Fox Business keeps casting doubt on Saudi Arabia’s involvement in Jamal Khashoggi’s disappearance
Fox Business, the only media organization that hasn’t pulled out of a high-profile Saudi conference, is muddying the waters around possible Saudi involvement in a journalist’s disappearance
On October 3, The Associated Press reported that Saudi Arabian journalist (and U.S. permanent resident) Jamal Khashoggi, last seen entering a Saudi consulate in Istanbul, was missing. The disappearance drew significant media attention through October 11, when the Turkish government claimed to have audio and video proof that Khashoggi was assassinated and dismembered inside the Saudi consulate.

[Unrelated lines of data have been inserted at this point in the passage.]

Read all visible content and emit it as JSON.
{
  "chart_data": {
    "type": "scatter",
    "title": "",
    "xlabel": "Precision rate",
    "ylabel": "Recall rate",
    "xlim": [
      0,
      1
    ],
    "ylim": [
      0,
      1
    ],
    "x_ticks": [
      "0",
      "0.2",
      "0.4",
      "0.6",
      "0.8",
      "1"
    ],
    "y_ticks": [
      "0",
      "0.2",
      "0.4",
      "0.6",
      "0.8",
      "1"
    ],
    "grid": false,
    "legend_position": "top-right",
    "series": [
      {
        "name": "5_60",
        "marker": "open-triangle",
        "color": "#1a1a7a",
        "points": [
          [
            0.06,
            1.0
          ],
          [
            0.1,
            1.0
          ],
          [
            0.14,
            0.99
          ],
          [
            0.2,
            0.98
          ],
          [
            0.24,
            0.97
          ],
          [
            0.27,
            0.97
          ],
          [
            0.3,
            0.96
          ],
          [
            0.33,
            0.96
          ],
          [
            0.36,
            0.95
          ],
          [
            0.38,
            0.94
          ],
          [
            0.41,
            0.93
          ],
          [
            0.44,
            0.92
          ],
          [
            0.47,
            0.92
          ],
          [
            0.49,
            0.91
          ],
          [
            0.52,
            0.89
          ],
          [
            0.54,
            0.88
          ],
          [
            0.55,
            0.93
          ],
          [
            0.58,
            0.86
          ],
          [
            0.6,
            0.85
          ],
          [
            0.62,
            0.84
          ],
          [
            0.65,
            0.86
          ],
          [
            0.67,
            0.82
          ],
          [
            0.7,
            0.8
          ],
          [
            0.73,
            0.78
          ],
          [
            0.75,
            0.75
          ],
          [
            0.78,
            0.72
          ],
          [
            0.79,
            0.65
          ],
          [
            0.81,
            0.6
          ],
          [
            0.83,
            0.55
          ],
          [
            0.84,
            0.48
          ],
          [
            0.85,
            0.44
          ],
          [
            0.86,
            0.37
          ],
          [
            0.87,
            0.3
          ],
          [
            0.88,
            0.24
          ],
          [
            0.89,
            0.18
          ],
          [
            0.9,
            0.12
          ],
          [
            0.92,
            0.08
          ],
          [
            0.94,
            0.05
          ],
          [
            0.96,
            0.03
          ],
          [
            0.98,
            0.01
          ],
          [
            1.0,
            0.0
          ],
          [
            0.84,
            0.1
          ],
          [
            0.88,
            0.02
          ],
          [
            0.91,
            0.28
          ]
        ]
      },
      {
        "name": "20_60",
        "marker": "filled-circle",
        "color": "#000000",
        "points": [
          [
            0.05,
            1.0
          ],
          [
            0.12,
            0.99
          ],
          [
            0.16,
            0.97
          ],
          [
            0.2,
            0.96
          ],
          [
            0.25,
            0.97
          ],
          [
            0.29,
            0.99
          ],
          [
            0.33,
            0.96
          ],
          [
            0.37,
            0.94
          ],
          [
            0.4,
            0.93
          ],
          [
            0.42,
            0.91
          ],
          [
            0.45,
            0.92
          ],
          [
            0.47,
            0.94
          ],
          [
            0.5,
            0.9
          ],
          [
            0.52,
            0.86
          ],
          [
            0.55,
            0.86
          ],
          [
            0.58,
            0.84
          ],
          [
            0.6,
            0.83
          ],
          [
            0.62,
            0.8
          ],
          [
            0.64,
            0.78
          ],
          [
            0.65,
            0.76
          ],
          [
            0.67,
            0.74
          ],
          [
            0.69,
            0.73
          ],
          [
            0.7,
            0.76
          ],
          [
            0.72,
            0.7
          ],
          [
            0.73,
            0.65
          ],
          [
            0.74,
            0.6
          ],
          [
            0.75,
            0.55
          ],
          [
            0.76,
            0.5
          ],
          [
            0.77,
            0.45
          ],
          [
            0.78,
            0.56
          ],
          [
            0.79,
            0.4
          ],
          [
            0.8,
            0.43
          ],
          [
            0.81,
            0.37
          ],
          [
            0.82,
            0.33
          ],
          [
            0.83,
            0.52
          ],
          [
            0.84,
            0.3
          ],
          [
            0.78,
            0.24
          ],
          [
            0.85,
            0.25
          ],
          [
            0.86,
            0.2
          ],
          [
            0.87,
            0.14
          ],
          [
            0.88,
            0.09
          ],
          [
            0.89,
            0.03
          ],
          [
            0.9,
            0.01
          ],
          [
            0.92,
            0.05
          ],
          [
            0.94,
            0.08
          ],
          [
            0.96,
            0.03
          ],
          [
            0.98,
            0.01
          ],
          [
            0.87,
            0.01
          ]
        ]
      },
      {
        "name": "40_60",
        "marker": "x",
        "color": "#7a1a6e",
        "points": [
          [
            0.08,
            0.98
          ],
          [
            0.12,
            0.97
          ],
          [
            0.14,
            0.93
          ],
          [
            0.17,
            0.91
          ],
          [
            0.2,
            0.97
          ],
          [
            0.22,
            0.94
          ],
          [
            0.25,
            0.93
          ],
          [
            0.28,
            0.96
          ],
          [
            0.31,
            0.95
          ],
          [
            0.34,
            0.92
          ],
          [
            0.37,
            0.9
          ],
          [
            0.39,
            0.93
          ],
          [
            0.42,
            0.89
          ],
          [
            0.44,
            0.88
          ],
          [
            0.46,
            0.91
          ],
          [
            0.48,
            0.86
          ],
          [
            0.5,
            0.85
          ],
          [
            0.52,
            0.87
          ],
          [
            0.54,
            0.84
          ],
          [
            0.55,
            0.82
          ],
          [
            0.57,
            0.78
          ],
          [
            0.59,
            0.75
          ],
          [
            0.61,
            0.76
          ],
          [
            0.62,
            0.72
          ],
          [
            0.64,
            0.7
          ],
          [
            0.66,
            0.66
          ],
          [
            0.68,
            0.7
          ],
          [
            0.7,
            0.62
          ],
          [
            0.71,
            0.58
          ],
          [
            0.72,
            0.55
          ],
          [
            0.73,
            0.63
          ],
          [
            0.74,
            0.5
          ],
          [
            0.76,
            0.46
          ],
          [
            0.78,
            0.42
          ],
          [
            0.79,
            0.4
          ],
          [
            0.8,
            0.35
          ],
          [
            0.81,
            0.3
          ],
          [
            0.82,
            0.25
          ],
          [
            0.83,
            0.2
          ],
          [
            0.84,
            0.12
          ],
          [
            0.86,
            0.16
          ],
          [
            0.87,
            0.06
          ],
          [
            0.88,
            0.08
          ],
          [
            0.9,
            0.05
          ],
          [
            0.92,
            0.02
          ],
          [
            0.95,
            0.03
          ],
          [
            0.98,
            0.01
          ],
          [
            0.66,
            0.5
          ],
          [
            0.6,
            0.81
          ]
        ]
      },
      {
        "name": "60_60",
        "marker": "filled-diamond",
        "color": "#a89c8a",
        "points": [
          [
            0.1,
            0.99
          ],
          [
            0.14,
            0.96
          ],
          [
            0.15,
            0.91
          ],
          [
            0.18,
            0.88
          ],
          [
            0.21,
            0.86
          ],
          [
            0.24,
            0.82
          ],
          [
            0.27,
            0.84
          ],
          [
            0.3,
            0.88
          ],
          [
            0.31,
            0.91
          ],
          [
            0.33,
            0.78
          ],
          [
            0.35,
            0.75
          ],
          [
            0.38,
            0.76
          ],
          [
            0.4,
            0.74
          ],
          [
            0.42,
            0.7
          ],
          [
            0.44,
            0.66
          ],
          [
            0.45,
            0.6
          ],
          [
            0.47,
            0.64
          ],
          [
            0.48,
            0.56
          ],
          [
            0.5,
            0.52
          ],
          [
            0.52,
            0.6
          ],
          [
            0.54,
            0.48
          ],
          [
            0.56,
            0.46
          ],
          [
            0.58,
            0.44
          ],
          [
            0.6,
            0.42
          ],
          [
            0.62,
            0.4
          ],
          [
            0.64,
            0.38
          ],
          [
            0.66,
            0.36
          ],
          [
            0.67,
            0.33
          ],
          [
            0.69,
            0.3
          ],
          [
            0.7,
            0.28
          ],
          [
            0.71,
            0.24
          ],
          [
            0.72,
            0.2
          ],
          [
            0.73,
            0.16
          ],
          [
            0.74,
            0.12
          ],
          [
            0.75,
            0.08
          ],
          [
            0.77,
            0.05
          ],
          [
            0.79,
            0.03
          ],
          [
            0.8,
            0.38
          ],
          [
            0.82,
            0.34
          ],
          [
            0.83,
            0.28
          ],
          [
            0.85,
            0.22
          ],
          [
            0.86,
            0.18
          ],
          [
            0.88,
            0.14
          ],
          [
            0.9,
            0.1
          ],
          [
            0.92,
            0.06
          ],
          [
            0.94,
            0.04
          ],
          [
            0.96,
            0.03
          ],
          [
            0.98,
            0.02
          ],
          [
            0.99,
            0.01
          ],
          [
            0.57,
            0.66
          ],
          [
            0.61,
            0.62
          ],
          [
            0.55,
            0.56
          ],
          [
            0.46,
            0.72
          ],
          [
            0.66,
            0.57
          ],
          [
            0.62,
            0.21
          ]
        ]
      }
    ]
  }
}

As evidence of Saudi involvement grew, many big media organizations have pulled out of the Saudi-planned Future Investment Initiative conference -- except Fox Business. Fox Business personalities have made suspect comments about Khashoggi’s disappearance, sowing confusion about possible Saudi culpability and downplaying the seriousness of the assassination if the Saudi government is guilty.
On the October 15 edition of Fox Business’ Cavuto: Coast to Coast, John Hannah, who served as an adviser to former Vice President Dick Cheney, said that even if the Saudi government did murder Khashoggi, “diplomatically, we have got to maintain the strategic U.S.-Saudi relationship at the same time as we express real displeasure with what the Saudis have done here.”
Host Neil Cavuto later floated a bizarre conspiracy theory that Khashoggi’s disappearance may have been “hatched by the Turks to get at the Saudis, to embarrass them, to put them in a position.”
On Fox News’ Outnumbered, after senior judicial analyst Andrew Napolitano commented that “there’s no way [Khashoggi] is going to be assassinated without the highest levels of the Saudi government authorizing it,” Fox Business host Melissa Francis chided Napolitano for “assuming that the Saudis did it," noting that "we don’t necessarily know that.” Francis suggested that the alleged murder might not be “what it appears to be” because “it was so obvious, and there are so many quieter ways to dispose of someone.”